Juniper routers exposed to attack

Networking company Juniper Networks is encouraging customers to upgrade their routers to fix a serious vulnerability in its operating system.

Juniper's M- and T-Series routers are affected by the flaw in the version 6 series of Junos, which makes them vulnerable to denial-of-service attacks. Such an attack could allow a hacker to gain access to the router and crucial areas of a company's network.

Juniper confirmed the existence of the security hole in Junos on Monday.

"It is being fixed, in that our customers are upgrading, but I'm not able to give any more details," said Penny Still, a spokeswoman for Juniper.

According to security research firm Secunia, the vulnerability has "moderately critical" implications for networks. In an advisory posted to its Web site, the Danish company said that the flaw was in an unspecified error in processing certain network packets. It recommended that companies upgrade the operating systems on their routers.

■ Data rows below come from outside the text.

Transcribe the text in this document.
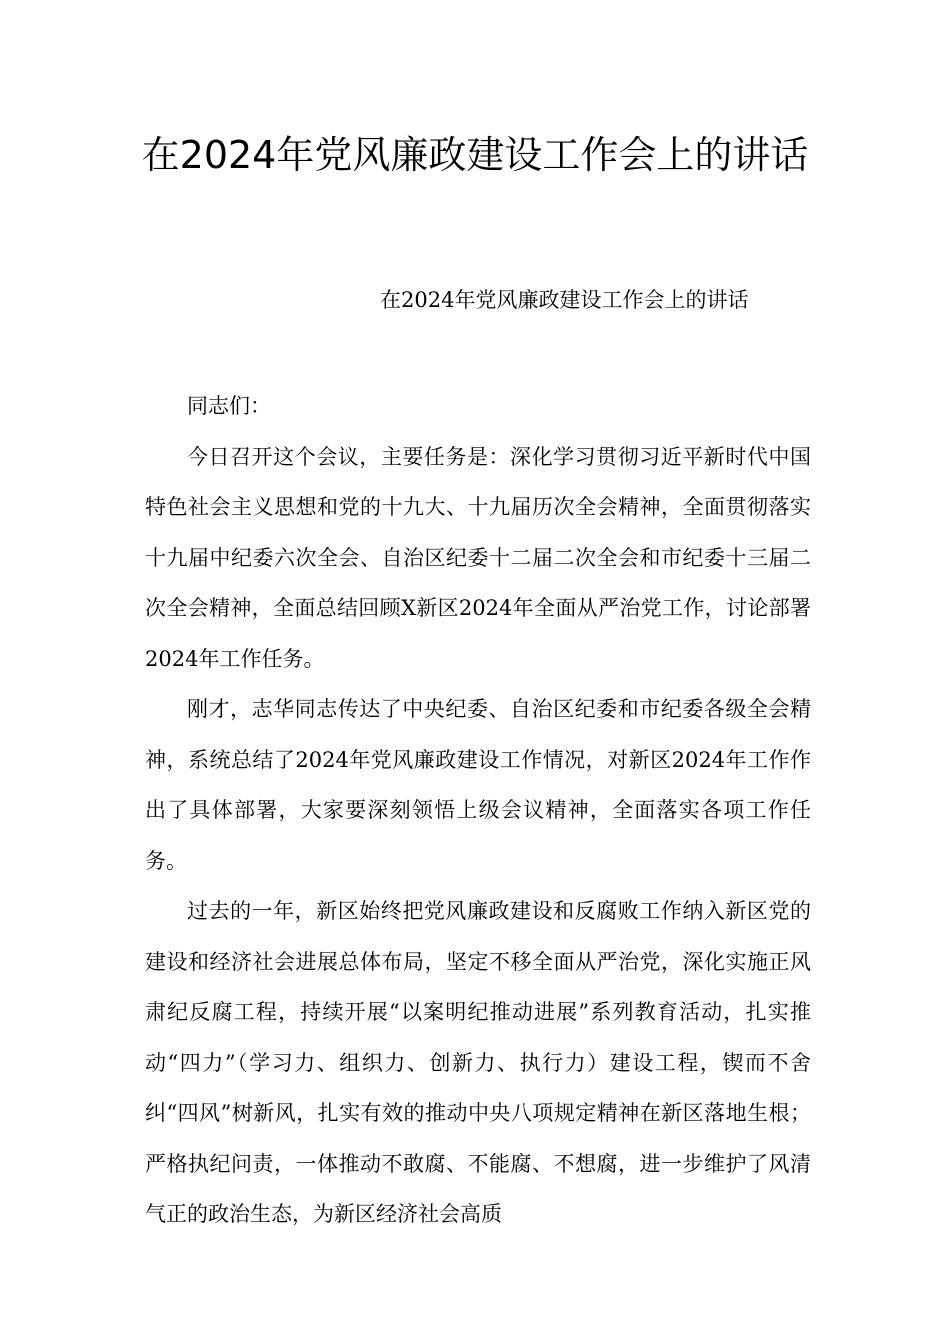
在2024年党风廉政建设工作会上的讲话
在2024年党风廉政建设工作会上的讲话

同志们：

今日召开这个会议，主要任务是：深化学习贯彻习近平新时代中国特色社会主义思想和党的十九大、十九届历次全会精神，全面贯彻落实十九届中纪委六次全会、自治区纪委十二届二次全会和市纪委十三届二次全会精神，全面总结回顾X新区2024年全面从严治党工作，讨论部署2024年工作任务。

刚才，志华同志传达了中央纪委、自治区纪委和市纪委各级全会精神，系统总结了2024年党风廉政建设工作情况，对新区2024年工作作出了具体部署，大家要深刻领悟上级会议精神，全面落实各项工作任务。

过去的一年，新区始终把党风廉政建设和反腐败工作纳入新区党的建设和经济社会进展总体布局，坚定不移全面从严治党，深化实施正风肃纪反腐工程，持续开展“以案明纪推动进展”系列教育活动，扎实推动“四力”（学习力、组织力、创新力、执行力）建设工程，锲而不舍纠“四风”树新风，扎实有效的推动中央八项规定精神在新区落地生根；严格执纪问责，一体推动不敢腐、不能腐、不想腐，进一步维护了风清气正的政治生态，为新区经济社会高质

The vulnerability is thought to affect routers running versions of Junos installed before Jan. 7 this year. It was discovered by U.S. company Qwest Communications.

The Juniper warning comes after Cisco Systems sent out two alerts of security holes in its router software. On Jan. 21, the networking giant posted a warning on its Web site to say routers connected to its IP telephony gear could be vulnerable to denial-of-service attacks. Then last week, Cisco announced it had uncovered three more security flaws in its routing software that could open the door to the same kind of intruder.

Dan Ilett of ZDNet UK reported from London.